EXEMPLARY SEARCH ENGINE

[0030] FIG. 3 is an exemplary functional block diagram of search engine 125 according to an implementation consistent with the principles of the invention. Search engine 125 may include document locator 310, history component 320, and ranking component 330. As shown in FIG. 3, one or more of document locator 310 and history component 320 may connect to a document corpus 340. Document corpus 340 may include information associated with documents that were previously crawled, indexed, and stored, for example, in a database accessible by search engine 125. History data, as will be described in more detail below, may be associated with each of the documents in document corpus 340. The history data may be stored in document corpus 340 or elsewhere.

[0031] Document locator 310 may identify a set of documents whose contents match a user search query. Document locator 310 may initially locate documents from document corpus 340 by comparing the terms in the user's search query to the documents in the corpus. In general, processes for indexing documents and searching the indexed collection to return a set of documents containing the searched terms are well known in the art. Accordingly, this functionality of document locator 310 will not be described further herein.

[0032] History component 320 may gather history data associated with the documents in document corpus 340. In implementations consistent with the principles of the invention, the history data may include data relating to: document inception dates; document content updates/changes; query analysis; link-based criteria; anchor text (e.g., the text in which a hyperlink is embedded, typically underlined or otherwise highlighted in a document); traffic; user behavior; domain-related information; ranking history; user maintained/generated data (e.g., bookmarks); unique words, bigrams, and phrases in anchor text; linkage of independent peers; and/or document topics. These different types of history data are described in additional detail below. In other implementations, the history data may include additional or different kinds of data.

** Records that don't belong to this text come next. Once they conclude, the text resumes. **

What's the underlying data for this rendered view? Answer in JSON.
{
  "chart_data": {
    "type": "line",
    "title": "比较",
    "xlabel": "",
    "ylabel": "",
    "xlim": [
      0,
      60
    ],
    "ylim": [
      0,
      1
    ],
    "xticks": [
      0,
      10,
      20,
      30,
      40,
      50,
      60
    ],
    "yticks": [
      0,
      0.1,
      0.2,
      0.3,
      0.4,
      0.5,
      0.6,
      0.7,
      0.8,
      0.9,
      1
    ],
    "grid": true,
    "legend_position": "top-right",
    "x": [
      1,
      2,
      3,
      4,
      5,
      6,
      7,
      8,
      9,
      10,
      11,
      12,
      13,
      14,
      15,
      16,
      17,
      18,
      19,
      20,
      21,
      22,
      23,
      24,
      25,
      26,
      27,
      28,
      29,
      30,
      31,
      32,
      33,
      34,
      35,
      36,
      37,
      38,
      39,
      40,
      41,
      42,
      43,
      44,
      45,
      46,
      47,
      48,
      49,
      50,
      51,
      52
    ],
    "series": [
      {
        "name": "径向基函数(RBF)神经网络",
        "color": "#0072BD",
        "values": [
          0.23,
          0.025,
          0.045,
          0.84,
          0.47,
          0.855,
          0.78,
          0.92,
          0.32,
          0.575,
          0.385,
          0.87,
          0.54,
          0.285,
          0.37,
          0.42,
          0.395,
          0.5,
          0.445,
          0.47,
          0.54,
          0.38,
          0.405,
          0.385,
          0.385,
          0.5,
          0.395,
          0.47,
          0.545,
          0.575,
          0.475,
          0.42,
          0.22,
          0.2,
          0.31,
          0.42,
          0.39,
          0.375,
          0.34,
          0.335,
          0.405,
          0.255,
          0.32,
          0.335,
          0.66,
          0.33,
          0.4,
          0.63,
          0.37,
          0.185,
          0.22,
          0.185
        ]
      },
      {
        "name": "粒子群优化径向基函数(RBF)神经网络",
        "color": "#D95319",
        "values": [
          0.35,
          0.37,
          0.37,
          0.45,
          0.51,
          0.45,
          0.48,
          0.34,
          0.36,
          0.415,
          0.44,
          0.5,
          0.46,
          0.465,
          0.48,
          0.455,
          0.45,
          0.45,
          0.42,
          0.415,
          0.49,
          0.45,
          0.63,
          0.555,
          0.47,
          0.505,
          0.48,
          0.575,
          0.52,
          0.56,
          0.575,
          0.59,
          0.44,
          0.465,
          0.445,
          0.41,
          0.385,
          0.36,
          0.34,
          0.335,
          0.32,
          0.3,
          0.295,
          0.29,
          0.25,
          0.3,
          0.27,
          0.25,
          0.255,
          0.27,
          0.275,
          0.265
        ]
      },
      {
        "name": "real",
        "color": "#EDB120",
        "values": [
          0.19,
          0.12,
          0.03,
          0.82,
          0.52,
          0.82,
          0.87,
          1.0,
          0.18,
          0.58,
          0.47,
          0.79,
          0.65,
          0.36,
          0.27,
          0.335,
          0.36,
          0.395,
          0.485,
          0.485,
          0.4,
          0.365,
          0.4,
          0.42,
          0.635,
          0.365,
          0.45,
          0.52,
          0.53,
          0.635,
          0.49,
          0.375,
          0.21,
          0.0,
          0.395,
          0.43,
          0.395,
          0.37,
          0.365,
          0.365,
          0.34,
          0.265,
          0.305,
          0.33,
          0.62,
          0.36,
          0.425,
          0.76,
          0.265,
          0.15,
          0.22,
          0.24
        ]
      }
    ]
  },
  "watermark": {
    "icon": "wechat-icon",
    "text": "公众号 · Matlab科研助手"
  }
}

[0033] Ranking component 330 may assign a ranking score (also called simply a "score" herein) to one or more documents in document corpus 340. Ranking component 330 may assign the ranking scores prior to, independent of, or in connection with a search query. When the documents are associated with a search query (e.g., identified as relevant to the search query), search engine 125 may sort the documents based on the ranking score and return the sorted set of documents to the client that submitted the search query. Consistent with aspects of the invention, the ranking score is a value that attempts to quantify the quality of the documents. In implementations consistent with the principles of the invention, the score is based, at least in part, on the history data from history component 320.